The collaborative approaches outlined increasingly determine how the next generation of companies would compete and they would be very different from the hierarchical models discussed earlier.
Co-innovation would be the way how new companies would operate in the future. It would be no longer the approach of think globally and act locally or any of the conventional wisdom of innovation through differentiation and protecting IP (Intellectual property).
Scenarios of collaborative approach
1. Collaborative openness
Many corporate functions like the Human resources and Innovation have made their first move towards openness and flexibility. Others are following suite. Companies are making themselves open to external ideas and they do not rely on internal resources alone. The technology has made possible for companies to open their doors for external talent.
Good examples of such collaborative approach and openness are the development of Open source technologies and platforms like Apache for web servers, Linux for Operating system, MySQL for databases and Firefox for web browsers have all been developed by collaborative community having an open culture of working together, pooling abilities and capabilities for a common cause.
An open platform for sharing engineering curriculum content at the undergraduate and graduate level from a World’s leading university.
2. Collaborative Co-production or Peer production:
Let’s look at what is meant by Peer-production. The wiki defines “Peer production” as “A way of producing goods and services that relies on self-organization of individuals and communities”. The entire effort and labor is organized towards a shared outcome.
This type of collaborative approach works very well on horizontal networks and critics say it works more effectively than the hierarchical models. So far, this collaborative approach had a great impact on the production of software, music, entertainment and popular culture. The examples that are already happening are the “Open source Hardware” like PCB boards and Layouts and “Open source software”.
There is general criticism as well as encouragement in the open market on this collaborative approach. The co-production or Peer production models resemble being Utopian in nature and as such are very informal. Though this collaborative approach is good for individuals, experts feel that there may be quality problems. Many experts vouch that there would be more in the coming years. Where automobiles, airplanes and other high value commercial goods will be produced through this mode.

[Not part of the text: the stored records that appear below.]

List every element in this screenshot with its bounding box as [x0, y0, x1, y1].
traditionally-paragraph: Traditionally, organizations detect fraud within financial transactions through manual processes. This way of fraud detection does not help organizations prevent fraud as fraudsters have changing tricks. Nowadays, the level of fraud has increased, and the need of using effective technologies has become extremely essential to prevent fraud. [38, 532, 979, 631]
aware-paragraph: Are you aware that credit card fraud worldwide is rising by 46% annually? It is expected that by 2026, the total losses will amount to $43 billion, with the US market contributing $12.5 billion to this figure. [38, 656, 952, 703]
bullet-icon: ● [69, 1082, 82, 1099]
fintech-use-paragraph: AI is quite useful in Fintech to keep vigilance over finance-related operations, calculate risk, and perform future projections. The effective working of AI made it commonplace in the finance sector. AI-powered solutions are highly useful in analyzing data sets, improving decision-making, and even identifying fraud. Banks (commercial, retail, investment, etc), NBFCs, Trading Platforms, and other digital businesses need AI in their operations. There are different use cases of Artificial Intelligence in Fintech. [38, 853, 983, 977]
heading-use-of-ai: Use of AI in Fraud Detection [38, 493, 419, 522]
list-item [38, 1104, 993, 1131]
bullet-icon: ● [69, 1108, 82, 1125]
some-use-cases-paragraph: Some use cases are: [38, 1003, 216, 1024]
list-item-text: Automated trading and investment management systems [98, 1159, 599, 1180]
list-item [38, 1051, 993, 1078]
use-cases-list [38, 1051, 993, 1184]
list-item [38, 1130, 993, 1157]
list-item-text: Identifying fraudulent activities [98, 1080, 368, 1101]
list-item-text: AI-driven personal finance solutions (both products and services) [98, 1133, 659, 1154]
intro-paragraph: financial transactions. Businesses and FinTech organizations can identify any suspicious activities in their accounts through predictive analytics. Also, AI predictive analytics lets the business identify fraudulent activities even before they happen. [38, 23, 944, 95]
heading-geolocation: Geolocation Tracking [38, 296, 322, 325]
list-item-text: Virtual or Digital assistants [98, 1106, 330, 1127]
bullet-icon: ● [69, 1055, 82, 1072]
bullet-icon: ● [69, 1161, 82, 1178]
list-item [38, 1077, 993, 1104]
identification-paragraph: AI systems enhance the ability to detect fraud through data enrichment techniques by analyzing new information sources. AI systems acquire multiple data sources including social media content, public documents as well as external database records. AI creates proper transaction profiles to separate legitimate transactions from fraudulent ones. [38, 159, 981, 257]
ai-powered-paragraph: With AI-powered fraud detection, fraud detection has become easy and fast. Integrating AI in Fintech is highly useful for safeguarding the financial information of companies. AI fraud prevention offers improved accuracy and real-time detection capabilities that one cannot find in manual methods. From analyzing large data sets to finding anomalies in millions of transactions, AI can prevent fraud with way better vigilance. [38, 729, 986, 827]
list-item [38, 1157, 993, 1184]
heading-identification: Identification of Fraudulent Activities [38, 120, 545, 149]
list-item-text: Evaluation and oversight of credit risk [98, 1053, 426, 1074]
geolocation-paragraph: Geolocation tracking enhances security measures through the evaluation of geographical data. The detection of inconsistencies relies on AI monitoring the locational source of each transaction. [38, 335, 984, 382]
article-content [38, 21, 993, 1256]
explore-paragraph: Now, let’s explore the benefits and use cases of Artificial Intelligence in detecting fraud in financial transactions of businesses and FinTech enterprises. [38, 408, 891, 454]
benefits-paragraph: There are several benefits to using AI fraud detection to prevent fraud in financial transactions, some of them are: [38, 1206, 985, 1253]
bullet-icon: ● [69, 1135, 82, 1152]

3.Collaborative free sharing.
Sharing your resources freely and openly on the internet is widespread. People share from music files, office documents to video downloads.
It is only through sharing and giving can innovation happen. This helps in building knowledge communities for growth and development. This Collaborative approach of free sharing also happens in “Sharing computing power” and internet bandwidth
An excellent example is the SETI@home project. SETI (Search for Extra-terrestrial intelligence) project is a collaborative volunteering program of distributed computing. This project was launched by the University of California, Berkeley in 1999. Individuals can volunteer to take part in this program and download a special software. The software program (Berkeley Open Infrastructure for Network Computing (BOINC)) runs in the background and makes use of the idle computer power. Excellent in the way it was conceived. As of June, 2009 there were 180,000 active participants volunteering over 290,000 computers.
4.Being a collaborative citizen of the world.
Global citizenship for both individuals and companies operating in the online world, is the boon that is bestowed. Individuals and companies have to leverage this in the way they conduct business, innovate and organize themselves for growth is the new paradigm for this collaborative approach.
Companies can tap global talent pool, they have access to new markets and technologies. Being wise and being connected is the next big thing and the world is teeming with immense possibilities.